Well, another 4th of July has come and gone. I have now spent the U.S.A. Independence Day in five different countries, and it's always fun to gather with a few "fellow Americans" when in some far-flung spot on the globe and rustle up some patriotic feelings, or at least some hot dogs and beer. Actually, we rustled up fajitas for dinner last night, at one of Guangzhou's Irish pubs, in a gathering of folks that included nationals of the U.S.A., Canada, Scotland, New Zealand, and China. I suppose that in itself is very "American dreamy" in some viewpoint or other. I might add that I drank Dos Equis. Hey, I don't always celebrate the 4th in the land formerly known as Canton, but when I do...they are sometimes out of the Pure Blonde Ale that was actually my first choice order.
 
Earlier in the evening I had a small cup of Budweiser during our beer toast (!) to the U.S. at work, as I taught a little "4th of July hour" for the students. We had a bit of history (why 1776? why split off from England -- what's wrong with them?  why are there 50 stars and 13 stripes? etc.), a little bit of vocabulary (eagle, Statue of Liberty, White House, basically a collage of U.S.A.-like images), a bit of totally differing perspectives (they don't think of Guam as anywhere near China and in fact said "But it's much closer to Japan than here" whereas I think of Guam as "about the same distance" from Hong Kong/Japan -- and I'm living closer to Guam now than I ever have before), and a little bit of arguing when I busted out the Budweiser. "That's not an American beer!" they protested. I mean, first of all, oh-so-appreciative students, you're welcome. Right?!  Secondly, my boss just offered to get something simple for the 4th of July and I said, hey, why not Budweiser?
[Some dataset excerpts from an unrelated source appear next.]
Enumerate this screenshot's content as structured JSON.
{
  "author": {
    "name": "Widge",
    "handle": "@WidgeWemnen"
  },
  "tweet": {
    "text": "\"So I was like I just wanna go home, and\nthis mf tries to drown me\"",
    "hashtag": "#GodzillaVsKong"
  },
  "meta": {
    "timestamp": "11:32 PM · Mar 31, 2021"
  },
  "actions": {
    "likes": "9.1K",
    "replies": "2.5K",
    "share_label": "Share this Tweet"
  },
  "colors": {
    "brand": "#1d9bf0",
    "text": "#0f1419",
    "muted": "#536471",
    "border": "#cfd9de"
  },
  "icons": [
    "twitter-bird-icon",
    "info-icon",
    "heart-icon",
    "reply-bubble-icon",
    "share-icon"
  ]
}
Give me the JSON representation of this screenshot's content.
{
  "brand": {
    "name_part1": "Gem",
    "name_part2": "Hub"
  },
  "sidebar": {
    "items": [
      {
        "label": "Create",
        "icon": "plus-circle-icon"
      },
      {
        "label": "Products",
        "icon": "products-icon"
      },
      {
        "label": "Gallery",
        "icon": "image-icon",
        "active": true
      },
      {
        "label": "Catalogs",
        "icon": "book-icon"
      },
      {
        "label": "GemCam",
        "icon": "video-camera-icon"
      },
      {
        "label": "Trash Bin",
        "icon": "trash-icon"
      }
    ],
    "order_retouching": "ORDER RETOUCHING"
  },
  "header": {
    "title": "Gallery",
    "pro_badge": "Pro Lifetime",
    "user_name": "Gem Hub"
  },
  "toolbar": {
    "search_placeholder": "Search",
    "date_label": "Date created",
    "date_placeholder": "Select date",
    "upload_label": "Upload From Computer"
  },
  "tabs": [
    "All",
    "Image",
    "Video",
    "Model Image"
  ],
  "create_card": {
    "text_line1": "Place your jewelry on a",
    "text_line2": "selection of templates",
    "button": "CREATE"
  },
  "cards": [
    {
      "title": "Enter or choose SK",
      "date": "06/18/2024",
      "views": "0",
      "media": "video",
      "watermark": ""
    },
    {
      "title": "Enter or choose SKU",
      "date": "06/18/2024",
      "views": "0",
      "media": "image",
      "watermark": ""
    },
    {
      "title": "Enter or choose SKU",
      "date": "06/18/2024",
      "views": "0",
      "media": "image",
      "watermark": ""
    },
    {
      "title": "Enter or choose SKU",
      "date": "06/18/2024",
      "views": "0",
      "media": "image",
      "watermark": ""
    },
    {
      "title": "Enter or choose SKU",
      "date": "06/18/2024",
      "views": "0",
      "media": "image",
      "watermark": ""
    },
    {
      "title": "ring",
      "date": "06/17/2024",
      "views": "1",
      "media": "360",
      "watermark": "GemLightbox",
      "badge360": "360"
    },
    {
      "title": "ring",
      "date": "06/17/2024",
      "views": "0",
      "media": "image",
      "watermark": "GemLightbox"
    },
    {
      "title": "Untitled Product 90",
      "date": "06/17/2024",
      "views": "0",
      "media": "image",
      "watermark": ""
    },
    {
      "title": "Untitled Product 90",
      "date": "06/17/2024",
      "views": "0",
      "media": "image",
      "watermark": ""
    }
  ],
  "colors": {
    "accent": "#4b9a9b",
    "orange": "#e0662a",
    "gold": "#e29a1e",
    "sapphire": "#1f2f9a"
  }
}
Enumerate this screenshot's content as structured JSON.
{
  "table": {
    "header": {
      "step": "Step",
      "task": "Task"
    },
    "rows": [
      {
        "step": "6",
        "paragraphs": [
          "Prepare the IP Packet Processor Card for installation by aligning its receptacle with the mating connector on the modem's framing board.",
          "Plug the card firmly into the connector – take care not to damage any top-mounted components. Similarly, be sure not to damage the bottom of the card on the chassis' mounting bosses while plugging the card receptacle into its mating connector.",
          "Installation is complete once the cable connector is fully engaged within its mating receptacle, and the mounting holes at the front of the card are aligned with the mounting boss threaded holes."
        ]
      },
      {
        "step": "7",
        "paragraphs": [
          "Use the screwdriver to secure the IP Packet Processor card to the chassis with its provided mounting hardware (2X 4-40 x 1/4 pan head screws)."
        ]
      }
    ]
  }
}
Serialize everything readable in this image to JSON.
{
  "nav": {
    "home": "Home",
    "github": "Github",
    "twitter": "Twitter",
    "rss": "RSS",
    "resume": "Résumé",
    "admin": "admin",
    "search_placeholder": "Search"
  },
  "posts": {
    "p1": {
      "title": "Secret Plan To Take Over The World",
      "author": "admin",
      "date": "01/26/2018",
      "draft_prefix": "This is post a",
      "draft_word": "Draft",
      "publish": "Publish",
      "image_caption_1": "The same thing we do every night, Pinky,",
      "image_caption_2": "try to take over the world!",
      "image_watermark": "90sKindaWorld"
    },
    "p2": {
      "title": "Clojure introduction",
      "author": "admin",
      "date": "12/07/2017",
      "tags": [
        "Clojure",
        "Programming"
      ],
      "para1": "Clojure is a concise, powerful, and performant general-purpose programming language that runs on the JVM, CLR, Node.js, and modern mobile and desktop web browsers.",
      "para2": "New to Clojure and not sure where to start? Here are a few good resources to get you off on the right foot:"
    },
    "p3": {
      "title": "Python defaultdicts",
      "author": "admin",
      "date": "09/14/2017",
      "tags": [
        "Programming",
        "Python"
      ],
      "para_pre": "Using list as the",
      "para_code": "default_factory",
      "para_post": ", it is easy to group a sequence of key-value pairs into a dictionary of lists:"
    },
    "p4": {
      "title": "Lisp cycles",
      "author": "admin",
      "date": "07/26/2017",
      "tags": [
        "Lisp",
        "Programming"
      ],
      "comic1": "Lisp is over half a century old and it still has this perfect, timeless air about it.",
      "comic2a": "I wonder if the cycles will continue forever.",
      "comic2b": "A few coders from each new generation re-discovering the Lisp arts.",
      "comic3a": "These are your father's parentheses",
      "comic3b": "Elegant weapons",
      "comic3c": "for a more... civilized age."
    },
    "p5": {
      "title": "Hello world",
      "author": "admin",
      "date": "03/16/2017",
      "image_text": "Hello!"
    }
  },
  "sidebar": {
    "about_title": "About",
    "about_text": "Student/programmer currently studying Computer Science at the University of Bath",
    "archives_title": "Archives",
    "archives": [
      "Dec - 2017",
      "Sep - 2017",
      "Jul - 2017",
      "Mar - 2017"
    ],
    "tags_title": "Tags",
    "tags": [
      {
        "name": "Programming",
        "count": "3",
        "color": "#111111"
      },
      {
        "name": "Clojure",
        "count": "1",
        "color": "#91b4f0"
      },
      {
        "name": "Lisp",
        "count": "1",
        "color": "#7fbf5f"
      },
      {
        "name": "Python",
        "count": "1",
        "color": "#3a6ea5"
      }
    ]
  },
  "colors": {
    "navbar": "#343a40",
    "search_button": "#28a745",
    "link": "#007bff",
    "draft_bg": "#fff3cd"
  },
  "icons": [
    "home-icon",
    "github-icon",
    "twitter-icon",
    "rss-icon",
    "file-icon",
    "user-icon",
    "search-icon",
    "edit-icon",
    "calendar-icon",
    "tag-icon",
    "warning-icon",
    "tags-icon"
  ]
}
But, see, they actually bottle some Budweiser right here in China. (Hence it being easily available without having to seek out a specialty store with a vast imported beer selection.) So my students were completely prepared to sit there and talk about how it's not an American beer. But, I mean, it is. Coca-Cola bottles stuff all over the world (they were among the first to "think globally, act locally")  but it's still an "American product," no? Or McDonald's and KFC -- also everywhere, here. It was so weird. It's freaking Budweiser. I'm sure many people have accused Budweiser of many things, but I never thought anyone would ever accuse it of being Chinese.
 
It all makes you think, doesn't it, in this globally connected economy and internet of ours? What does it mean to be anything? I hate the co-opting of "American," which actually refers to two entire continents, so I phrase my question thus: "What does it mean to be United Statesian?"